A new film about the late British singer Amy Winehouse is misleading, her father said on Monday, and the family of the six-time Grammy Award winner was disassociating itself from the production.
Mitch Winehouse said he was not happy with the way the makers of "AMY", which will screened at the Cannes Film Festival next month, had portrayed him. The film was directed by Asif Kapadia, who won a BAFTA for his documentary "Senna" on the late Formula One racing driver Ayrton Senna.
"What they have tried to do was to make a film which is a Hollywood blockbuster. They have forgotten it is a documentary," Winehouse told Reuters in an interview. "There is a villain, me ... and there's the heroine who dies at the end ... My overall feeling is of grave disappointment."
Amy Winehouse, seen as one of the most talented singers of her generation, died from alcohol poisoning in July 2011 at her London home, aged 27. The singer, known for hits such as "Rehab" and "Back to Black" had struggled with drinking and drug problems throughout much of her career.
Winehouse praised the use of video of a younger Amy, shown laughing and being funny, but criticised the film's narrative.
"When I first saw the Senna film I thought 'This is it.

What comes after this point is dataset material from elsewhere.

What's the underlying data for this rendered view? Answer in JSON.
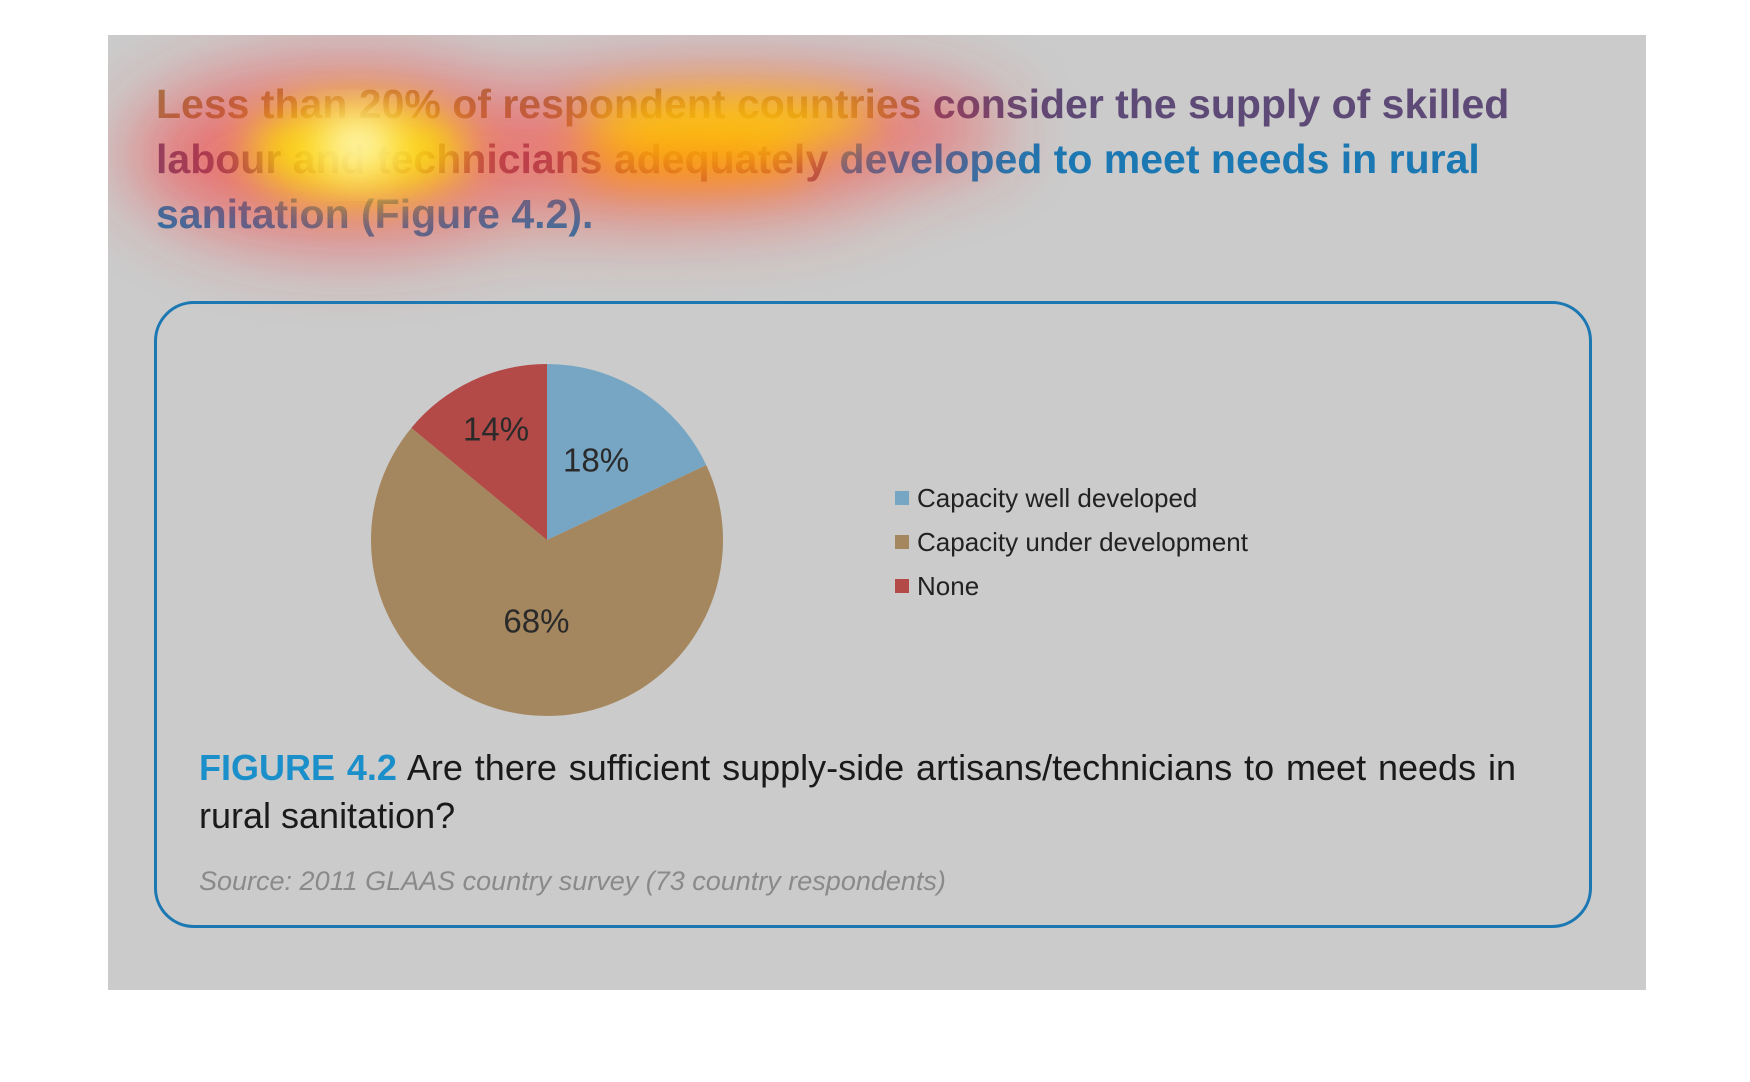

I'm looking at history here'," said Winehouse, who now fronts the family's charitable Amy Winehouse Foundation.
"The way they have cut it, (in) the last third of the film I'm hardly in it, giving the impression that we weren't there and that's what so disappointing ... Everyone knows that I was with Amy all the time."
Winehouse said the film missed details such as an interview the singer's boyfriend, Reg Traviss.
"This is not the film that Amy would have wanted," he said, adding he could consider legal action after the film is released: "If our solicitors feel that we've got a case, we will certainly proceed against them ... but really that would be a last resort."
The "AMY" filmmakers defended the documentary.
"When we were approached to make the film, we came on board with the full backing of the Winehouse family and we approached the project with total objectivity," they said in a statement, adding they had conducted around 100 interviews for the film.
"The story that the film tells is a reflection of our findings from these interviews."